JAKARTA, Cobisnis.com – Banyak orang menghindari bawang dan jengkol karena menganggapnya dapat menyebabkan bau badan. Namun, dokter menjelaskan bahwa kondisi tersebut memang memiliki dasar ilmiah.
Dokter umum dr. Tirta Mandira Hudhi menjelaskan bahwa bawang termasuk tanaman dari kelompok allium. Selain itu, bawang mengandung senyawa alisin dan alil metil sulfit (AMS) yang dapat memengaruhi aroma tubuh.
Senyawa tersebut tidak selalu terurai sempurna di dalam tubuh. Karena itu, sebagian dapat masuk ke aliran darah dan ikut tersebar ke berbagai organ.
Setelah itu, tubuh membawa senyawa sulfur ke paru-paru melalui proses pertukaran gas. Sementara itu, sebagian lainnya menuju kelenjar keringat dan keluar melalui kulit.
Di sisi lain, bakteri di permukaan kulit ikut memecah senyawa tersebut. Proses ini menghasilkan aroma khas yang sering dikaitkan dengan bau bawang.

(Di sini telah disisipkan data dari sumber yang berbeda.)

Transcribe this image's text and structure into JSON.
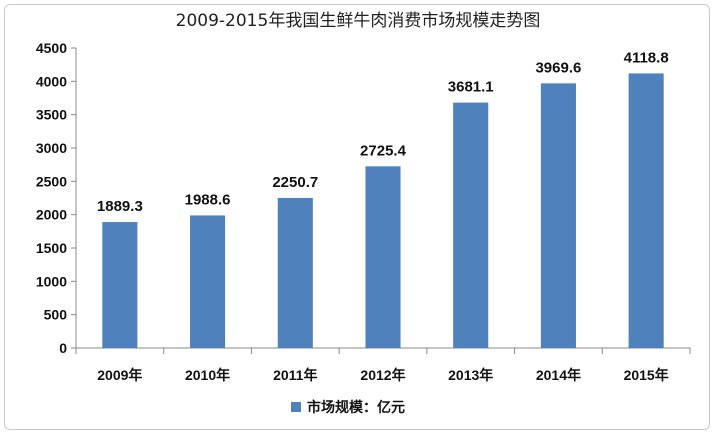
{
  "chart_data": {
    "type": "bar",
    "title": "2009-2015年我国生鲜牛肉消费市场规模走势图",
    "categories": [
      "2009年",
      "2010年",
      "2011年",
      "2012年",
      "2013年",
      "2014年",
      "2015年"
    ],
    "series": [
      {
        "name": "市场规模：亿元",
        "values": [
          1889.3,
          1988.6,
          2250.7,
          2725.4,
          3681.1,
          3969.6,
          4118.8
        ]
      }
    ],
    "data_labels": [
      "1889.3",
      "1988.6",
      "2250.7",
      "2725.4",
      "3681.1",
      "3969.6",
      "4118.8"
    ],
    "yticks": [
      "0",
      "500",
      "1000",
      "1500",
      "2000",
      "2500",
      "3000",
      "3500",
      "4000",
      "4500"
    ],
    "ylim": [
      0,
      4500
    ],
    "grid": false,
    "legend_position": "bottom",
    "colors": {
      "bar": "#4f81bd",
      "axis": "#888888",
      "text": "#111111"
    }
  }
}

Efek bau ini dapat bertahan satu hingga dua hari. Namun, durasinya bergantung pada kondisi metabolisme dan kesehatan masing-masing individu.
Selain bawang, jengkol juga mengandung senyawa sulfur serupa. Karena itu, jengkol juga dapat memengaruhi aroma tubuh, terutama melalui urine.
Meski begitu, dampak jengkol lebih dominan terlihat pada sistem ekskresi. Urine bisa memiliki bau menyengat jika konsumsi dilakukan berlebihan.
Dengan demikian, bau badan setelah konsumsi bawang atau jengkol terjadi karena proses metabolisme alami tubuh. Selain itu, kondisi ini memiliki penjelasan medis dan bukan sekadar mitos.